AP reports the campaign working to overturn Idaho’s education reforms has launched a new radio advertisement calling a laptop program required under the plan an “unfunded mandate” that will require schools to spend millions of dollars they don’t have.
But the ad’s claim that the laptops are unfunded conflicts with the $2.5 million lawmakers set aside to pay for the devices this fall when they’ll go to every high school teacher. Students will start getting the laptops in 2013 under the reforms by public schools chief Tom Luna.
The fight over the three laws in Luna’s reform package is heating up with less than three months left before Idaho voters decide whether to keep or ditch the sweeping changes that limited collective bargaining, phased out teacher tenure, introduced merit pay and put more technology in the classroom while requiring students to take online classes.
The ad launched last Friday by Vote No on Propositions 1,2,3 says: “Tom Luna and the politicians in Boise are pushing Props 1, 2 and 3. Prop 3 is an unfunded mandate requiring schools spend millions of dollars they don’t have on expensive laptops that are all too easily broken by kids when they take them home.”
A strong opponent of Luna’s reforms in the Legislature, retiring Rep. Brian Cronin, is a now a strategist for the campaign working to overturn the laws with a November referendum. Cronin defended use of the term “unfunded mandate” to describe the $60 million laptop program, saying it lacks a long-term, stable funding source.
“It’s a big and expensive program. We’ve appropriated a tiny bit of money to pay for the first part of it, but we’re going to continue to raid the current programs we have to pay for something we probably don’t need and is not likely to raise student achievement,” Cronin said.
The claim that there’s no assured funding for the laptops in the future, leaving schools on the hook, is inaccurate because the reforms are now Idaho law and statutorily require funding, Luna spokeswoman Melissa McGrath said.
“The Legislature has to fund them or they have to change the law,” McGrath said.
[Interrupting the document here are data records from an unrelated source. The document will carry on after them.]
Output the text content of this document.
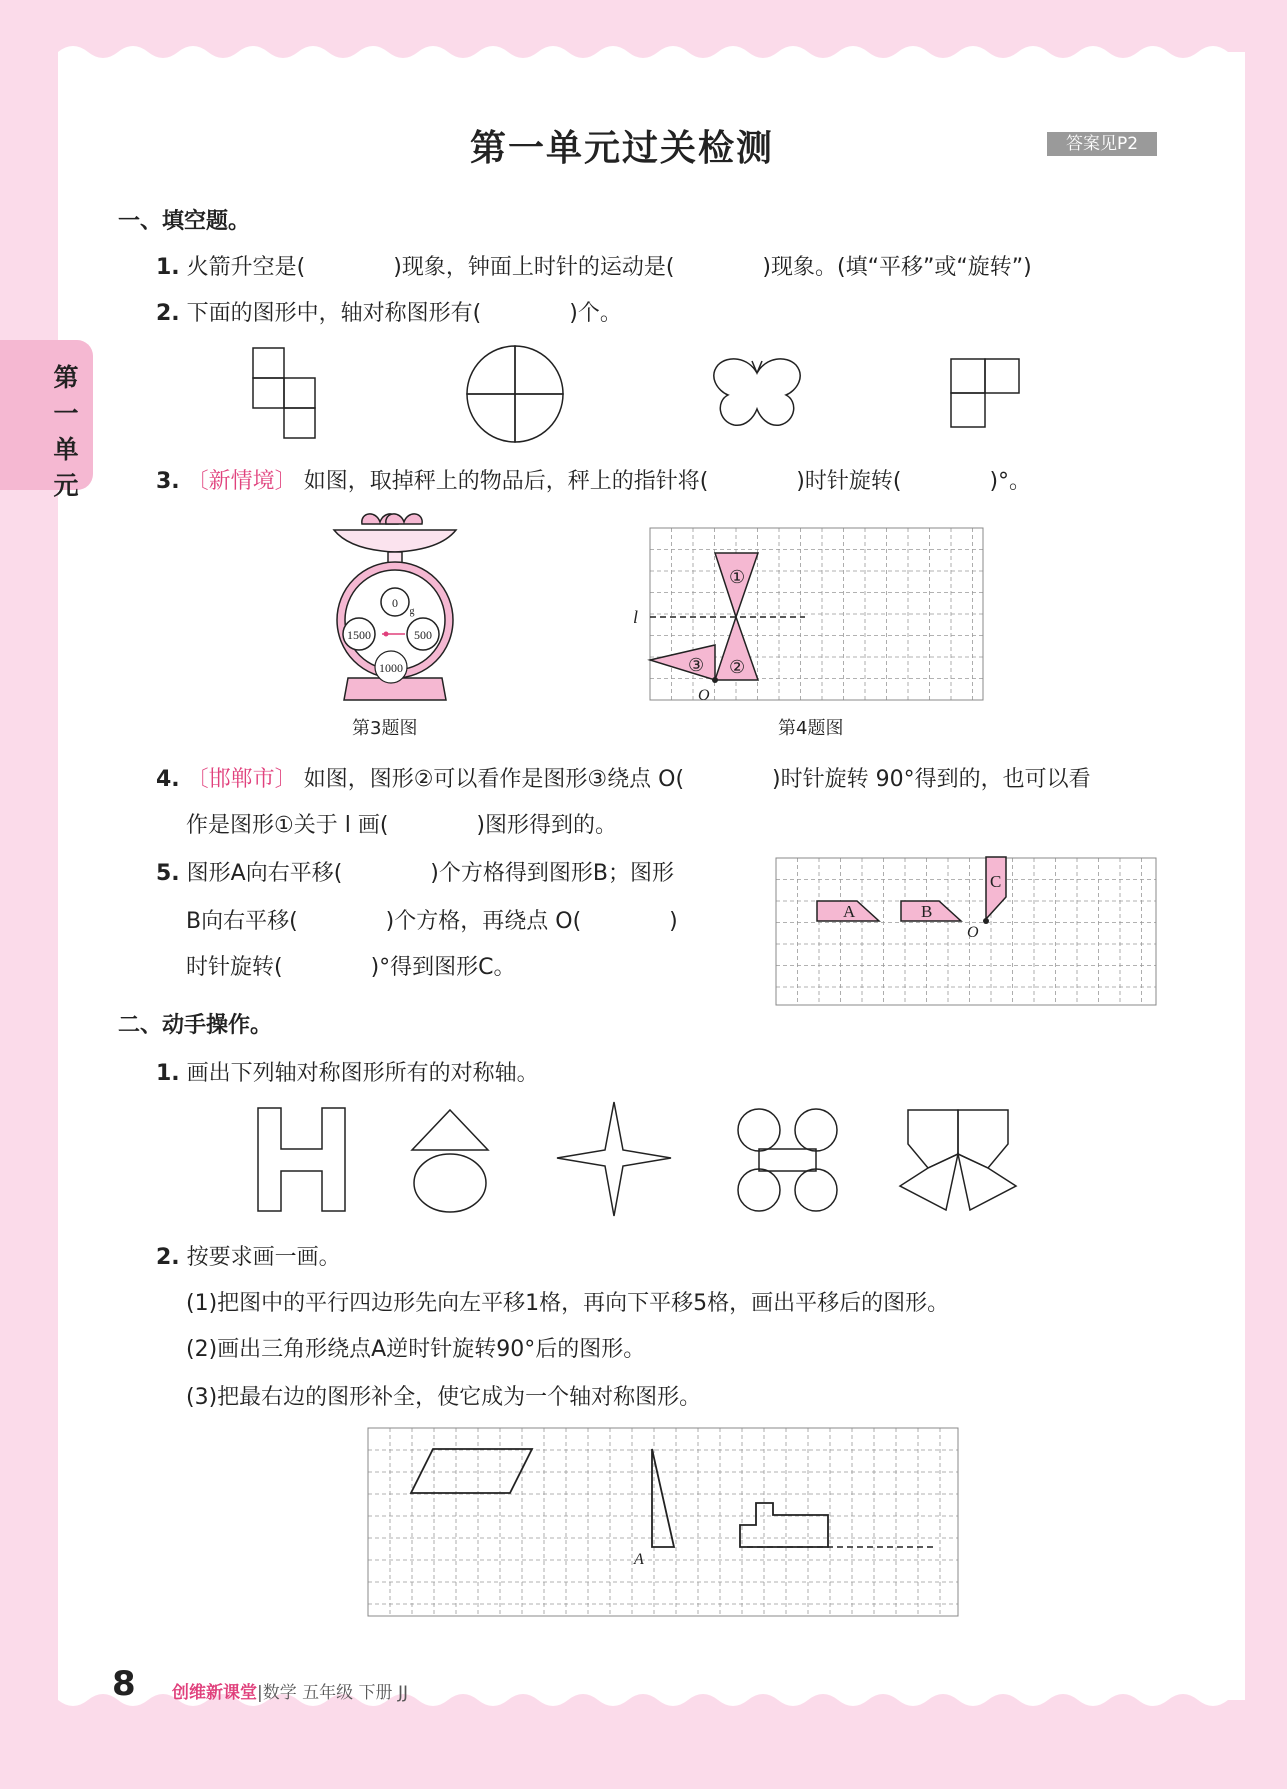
第一单元
第一单元过关检测	答案见P2
一、填空题。
1. 火箭升空是(　　　　)现象，钟面上时针的运动是(　　　　)现象。(填“平移”或“旋转”)
2. 下面的图形中，轴对称图形有(　　　　)个。
3. 〔新情境〕 如图，取掉秤上的物品后，秤上的指针将(　　　　)时针旋转(　　　　)°。
0
g
1500	500
1000
第3题图
①
②
③
l
O
第4题图
4. 〔邯郸市〕 如图，图形②可以看作是图形③绕点 O(　　　　)时针旋转 90°得到的，也可以看
作是图形①关于 l 画(　　　　)图形得到的。
5. 图形A向右平移(　　　　)个方格得到图形B；图形
B向右平移(　　　　)个方格，再绕点 O(　　　　)
时针旋转(　　　　)°得到图形C。
A	B
C
O
二、动手操作。
1. 画出下列轴对称图形所有的对称轴。
2. 按要求画一画。
(1)把图中的平行四边形先向左平移1格，再向下平移5格，画出平移后的图形。
(2)画出三角形绕点A逆时针旋转90°后的图形。
(3)把最右边的图形补全，使它成为一个轴对称图形。
A
8 创维新课堂|数学 五年级 下册 JJ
Also, lawmakers didn’t dip into other parts of the public schools budget for the laptop money because it was new revenue, she said.
Luna’s reforms did shift $14.7 million from salaries to pay for other changes, such as increasing the minimum teacher pay, restoring salary increases for teachers furthering their education and paying for high school students to earn college credit.
The shift from salaries was one of the most debated pieces of Luna’s plan, and further deductions were eliminated with 2012 legislation, leaving lawmakers to find the money for the reforms. That initial $14.7 million withdrawal, however, wasn’t backfilled and will continue.
For his part, Cronin takes issue with a new ad from the YES for Idaho Education campaign that makes the case for the reforms, saying: “While we’ve seen some improvement in the last few years, we hit a ceiling. We could either keep banging our heads against that ceiling, or we could pass the Students Come First legislation.”
“The idea that we’ve somehow hit a ceiling and we can’t do any better is rather absurd, given the very low level of investment that we make,” Cronin said, referencing Idaho’s status among states with the lowest spending per pupil. “There are things that we can do, but they generally require greater investment.”